Margaret Walker Alexander was an American poet and writer. She was part of the black literary movement in Chicago. She is most noted for her award-winning poem “For My People” in 1942, and the novel “Jubilee” in 1966, which was set in the South during the American Civil War.
Walker was born in Birmingham, Alabama, to Sigismund C. Walker, a Methodist minister, and Marion Walker. Both parents taught Walker philosophy and poetry as a young child. Her family moved to New Orleans when Walker was young. She attended school and eventually enrolled at Northwestern University.
In 1936, she began working with the Federal Writers’ Project under the Works Progress Administration of the President Franklin D. Roosevelt administration during the Great Depression. She was a member of the South Side Writers Group, which included authors such as Richard Wright, Arna Bontemps, Fenton Johnson, and Theodore Ward.

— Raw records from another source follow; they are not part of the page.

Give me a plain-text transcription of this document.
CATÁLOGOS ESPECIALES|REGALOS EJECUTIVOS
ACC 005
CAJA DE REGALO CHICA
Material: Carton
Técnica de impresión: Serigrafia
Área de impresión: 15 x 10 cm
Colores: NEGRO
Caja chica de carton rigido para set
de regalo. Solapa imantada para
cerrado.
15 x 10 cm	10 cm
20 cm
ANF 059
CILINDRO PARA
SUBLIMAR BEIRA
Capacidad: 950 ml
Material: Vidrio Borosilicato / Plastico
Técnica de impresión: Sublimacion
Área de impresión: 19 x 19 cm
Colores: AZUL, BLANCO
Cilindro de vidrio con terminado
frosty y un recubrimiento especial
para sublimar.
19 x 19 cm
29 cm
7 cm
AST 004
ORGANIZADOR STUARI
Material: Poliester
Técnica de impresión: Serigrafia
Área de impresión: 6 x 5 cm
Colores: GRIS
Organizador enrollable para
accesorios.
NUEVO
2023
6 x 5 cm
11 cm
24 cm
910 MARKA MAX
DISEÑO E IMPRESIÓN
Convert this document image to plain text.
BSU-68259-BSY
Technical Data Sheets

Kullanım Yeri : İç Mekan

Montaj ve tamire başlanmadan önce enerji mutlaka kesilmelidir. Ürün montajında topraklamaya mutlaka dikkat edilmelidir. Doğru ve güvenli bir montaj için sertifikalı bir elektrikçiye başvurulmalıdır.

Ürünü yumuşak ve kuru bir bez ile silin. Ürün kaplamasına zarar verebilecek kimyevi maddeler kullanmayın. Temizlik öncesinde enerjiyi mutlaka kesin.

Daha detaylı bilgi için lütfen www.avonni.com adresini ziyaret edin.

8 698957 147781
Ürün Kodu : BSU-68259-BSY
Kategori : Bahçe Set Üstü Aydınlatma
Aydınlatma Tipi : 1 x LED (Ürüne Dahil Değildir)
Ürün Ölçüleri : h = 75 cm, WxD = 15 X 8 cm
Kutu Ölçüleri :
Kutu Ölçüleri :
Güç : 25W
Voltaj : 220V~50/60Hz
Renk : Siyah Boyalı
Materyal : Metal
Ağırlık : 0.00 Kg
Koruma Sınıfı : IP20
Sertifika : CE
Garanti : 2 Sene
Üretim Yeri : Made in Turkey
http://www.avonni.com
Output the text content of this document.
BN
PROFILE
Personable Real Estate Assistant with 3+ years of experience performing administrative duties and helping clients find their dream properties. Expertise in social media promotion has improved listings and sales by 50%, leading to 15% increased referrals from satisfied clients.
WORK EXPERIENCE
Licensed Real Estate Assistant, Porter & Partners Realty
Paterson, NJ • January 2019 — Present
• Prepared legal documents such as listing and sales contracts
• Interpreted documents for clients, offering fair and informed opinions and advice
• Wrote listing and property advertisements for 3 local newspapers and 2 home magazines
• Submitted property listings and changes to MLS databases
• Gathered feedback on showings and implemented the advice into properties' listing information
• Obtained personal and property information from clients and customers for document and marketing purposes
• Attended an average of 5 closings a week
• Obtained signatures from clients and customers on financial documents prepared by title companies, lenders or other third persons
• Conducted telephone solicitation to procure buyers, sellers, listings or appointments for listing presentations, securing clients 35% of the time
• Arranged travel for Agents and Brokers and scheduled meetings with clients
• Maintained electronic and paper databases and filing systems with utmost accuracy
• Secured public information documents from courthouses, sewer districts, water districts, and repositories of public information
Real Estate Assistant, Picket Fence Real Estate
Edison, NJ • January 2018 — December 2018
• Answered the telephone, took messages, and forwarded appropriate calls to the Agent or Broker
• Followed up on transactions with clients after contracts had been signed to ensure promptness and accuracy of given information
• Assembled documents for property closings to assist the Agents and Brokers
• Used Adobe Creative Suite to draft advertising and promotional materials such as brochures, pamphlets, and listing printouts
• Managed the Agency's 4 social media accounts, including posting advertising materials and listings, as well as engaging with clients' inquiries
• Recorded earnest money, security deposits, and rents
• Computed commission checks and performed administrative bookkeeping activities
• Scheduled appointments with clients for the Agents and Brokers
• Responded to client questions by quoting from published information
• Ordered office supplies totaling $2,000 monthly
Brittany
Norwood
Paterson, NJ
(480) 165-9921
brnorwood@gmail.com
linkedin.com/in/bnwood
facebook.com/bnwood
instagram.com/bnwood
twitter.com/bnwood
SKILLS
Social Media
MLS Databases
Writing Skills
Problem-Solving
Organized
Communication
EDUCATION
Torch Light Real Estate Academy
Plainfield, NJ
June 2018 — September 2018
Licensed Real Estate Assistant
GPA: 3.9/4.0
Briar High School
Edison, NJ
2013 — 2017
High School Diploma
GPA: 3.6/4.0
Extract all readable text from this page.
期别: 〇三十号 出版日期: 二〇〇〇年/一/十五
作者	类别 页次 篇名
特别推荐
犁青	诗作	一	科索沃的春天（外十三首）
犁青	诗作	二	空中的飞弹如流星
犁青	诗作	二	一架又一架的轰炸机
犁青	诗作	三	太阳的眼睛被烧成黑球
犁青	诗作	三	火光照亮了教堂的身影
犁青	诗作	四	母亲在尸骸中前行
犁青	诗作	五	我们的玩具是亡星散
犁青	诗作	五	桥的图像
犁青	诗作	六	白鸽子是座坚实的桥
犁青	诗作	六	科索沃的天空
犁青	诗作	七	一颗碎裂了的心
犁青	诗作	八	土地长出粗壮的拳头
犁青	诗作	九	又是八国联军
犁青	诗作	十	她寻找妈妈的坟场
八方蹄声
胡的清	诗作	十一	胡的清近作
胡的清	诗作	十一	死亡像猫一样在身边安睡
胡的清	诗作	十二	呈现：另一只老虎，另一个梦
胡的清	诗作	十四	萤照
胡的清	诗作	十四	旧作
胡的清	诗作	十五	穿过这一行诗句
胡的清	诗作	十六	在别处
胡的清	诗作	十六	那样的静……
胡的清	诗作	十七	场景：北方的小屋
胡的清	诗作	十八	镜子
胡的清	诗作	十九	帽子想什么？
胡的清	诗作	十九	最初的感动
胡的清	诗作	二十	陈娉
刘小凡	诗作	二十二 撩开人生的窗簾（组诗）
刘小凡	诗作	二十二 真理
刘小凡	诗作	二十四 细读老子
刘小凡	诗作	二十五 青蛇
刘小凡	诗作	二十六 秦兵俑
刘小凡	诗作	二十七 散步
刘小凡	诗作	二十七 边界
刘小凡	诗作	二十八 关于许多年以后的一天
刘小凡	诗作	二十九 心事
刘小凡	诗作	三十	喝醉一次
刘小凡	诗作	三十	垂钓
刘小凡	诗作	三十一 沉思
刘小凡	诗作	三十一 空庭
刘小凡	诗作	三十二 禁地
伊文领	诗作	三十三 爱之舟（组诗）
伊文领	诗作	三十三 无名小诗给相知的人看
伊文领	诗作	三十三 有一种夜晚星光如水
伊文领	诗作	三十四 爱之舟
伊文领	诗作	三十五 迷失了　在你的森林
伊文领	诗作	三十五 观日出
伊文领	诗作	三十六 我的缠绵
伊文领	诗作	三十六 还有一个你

Walker became a literature professor at what is today known as Jackson State University, a historically black college. She taught from 1949 to 1979. In 1968, Walker founded the Institute for the Study of History, Life, and Culture of Black People, which is now called the Margaret Walker Center. Her personal papers are currently located there.
In 1942, Walker’s poetry collection, “For My People,” won the Yale Series of Younger Poets Competition under the judgeship of editor Stephen Vincent Benet, thus making her the first black woman to receive a national writing prize. “For My People” was considered the “most important collection of poetry written by a participant in the Black Chicago Renaissance before Gwendolyn Brooks’, A Street in Bronzeville.”
Much of Walker’s responsiveness to the black experience, which was communicated through the realism of her work, can be attributed to her growing up in a southern home environment that emphasized the rich heritage of black culture.